It's your entirely your business what you do with your chickens,
of course, but you must know it is
not advised to taint the bloodline of these very special appellation chickens by cross-breeding them out of breed, which is one of the reasons the French wouldn't allow us to import them to begin with, as I understand it. I believe it was GreenFire Farms who first imported them to the U.S. and went to a great deal of trouble and expense to do so. I'm brand new here and have
zero desire to offend anyone, just saying it'd be a terrible shame to destroy the 500 year old super-pure bloodline of these incredibly special and highly sought-after chickens.
These birds are considered the Kobe Beef of chickens. They require special feeding techniques and if you're raising for meat, their feed must be changed around 4 months for hens and 8 months for capons, and dairy products and grains given; plus their foraging and activity is greatly restricted until butchering time. Articles I've seen say this breed metabolizes their feed differently than other chickens, which has a lot to do with the flavor of their meat. Their meat is highly marbled like steak is, superbly juicy and tender meat unlike any other, from all reports.
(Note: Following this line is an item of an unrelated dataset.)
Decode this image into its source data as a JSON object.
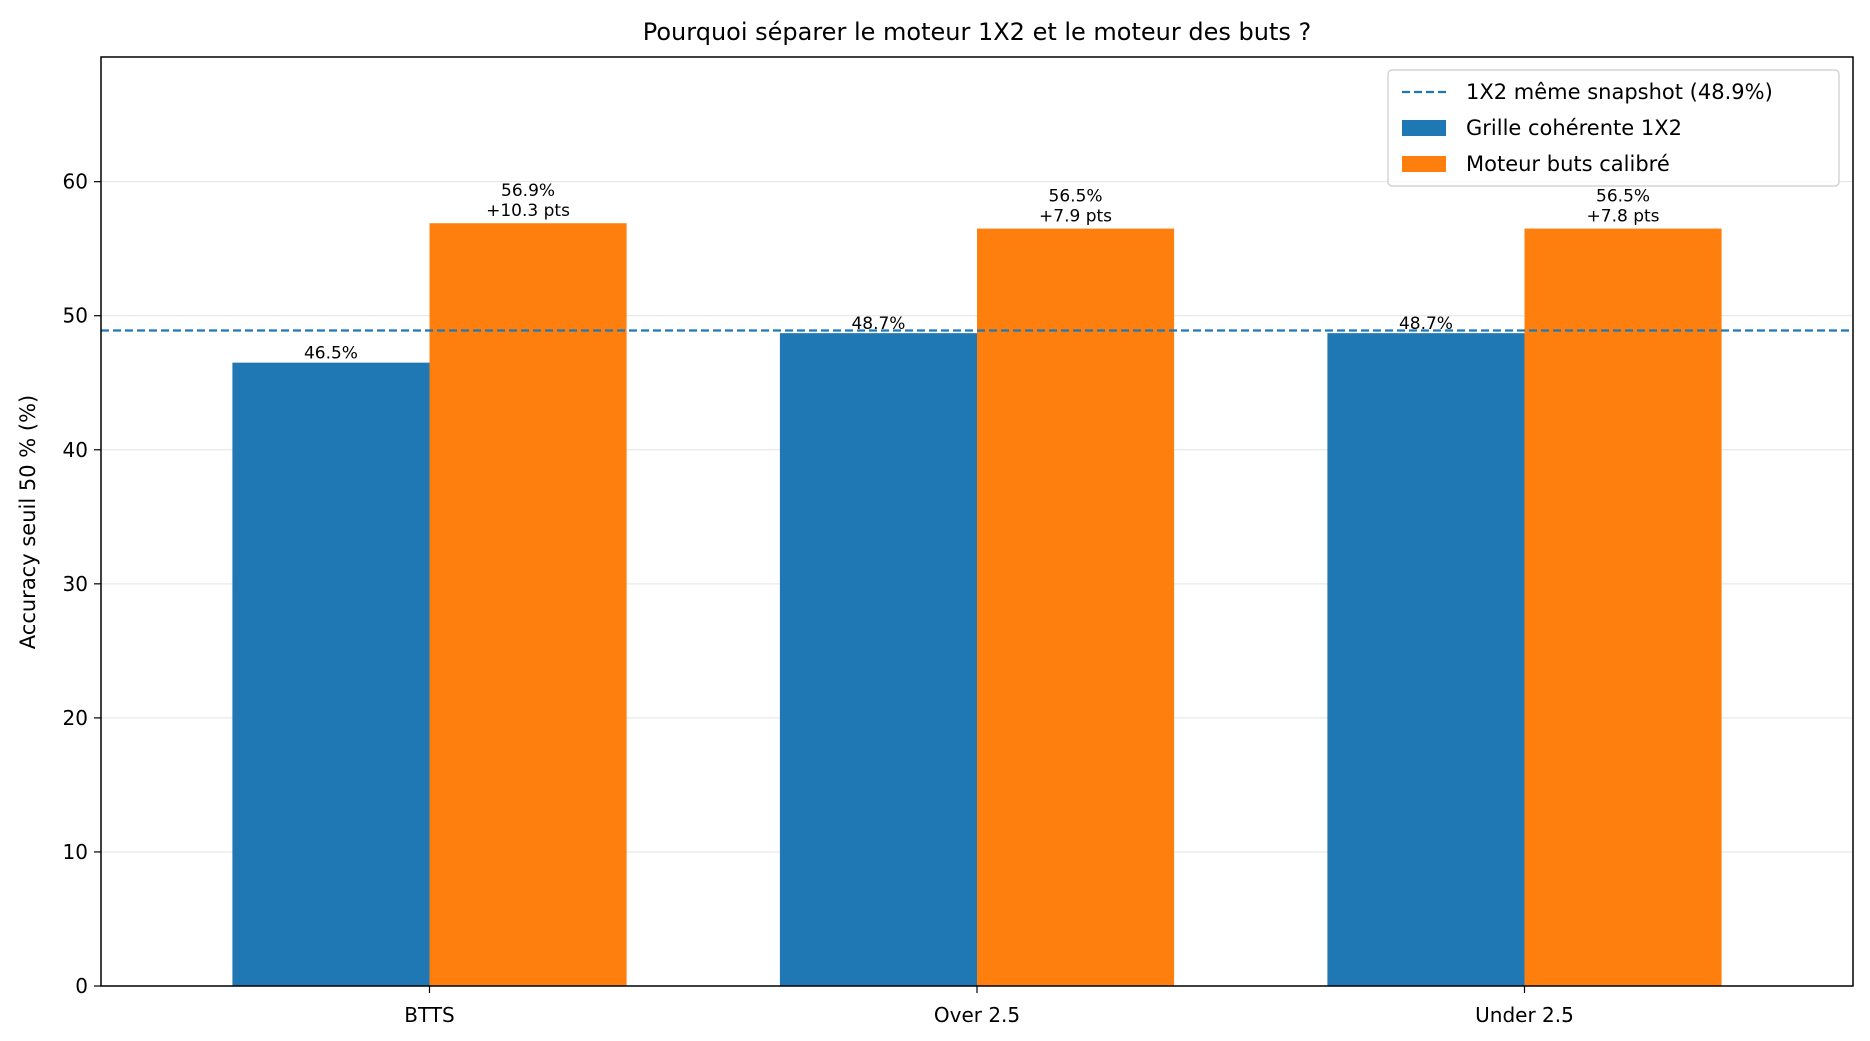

I haven't been fortunate enough to eat one yet although I've read many articles on them. In Paris butcher shops, a Poulet de Bresse capon goes for upwards of $100 each, they leave their blue legs on to prove they are indeed the prized Poulet de Bresse. Legendary French Chef Brillat-Savarin even wrote about them specifically as being the "Queen of Chickens and the chicken of Kings".
Here's a link for you to GreenFire Farms talking about the Bresse:
http://greenfirefarms.com/store/category/chickens/american-bresse/
Again, not looking to be offensive to anyone, just trying to engender the deep respect & consideration for maintaining the breed purity it clearly deserves.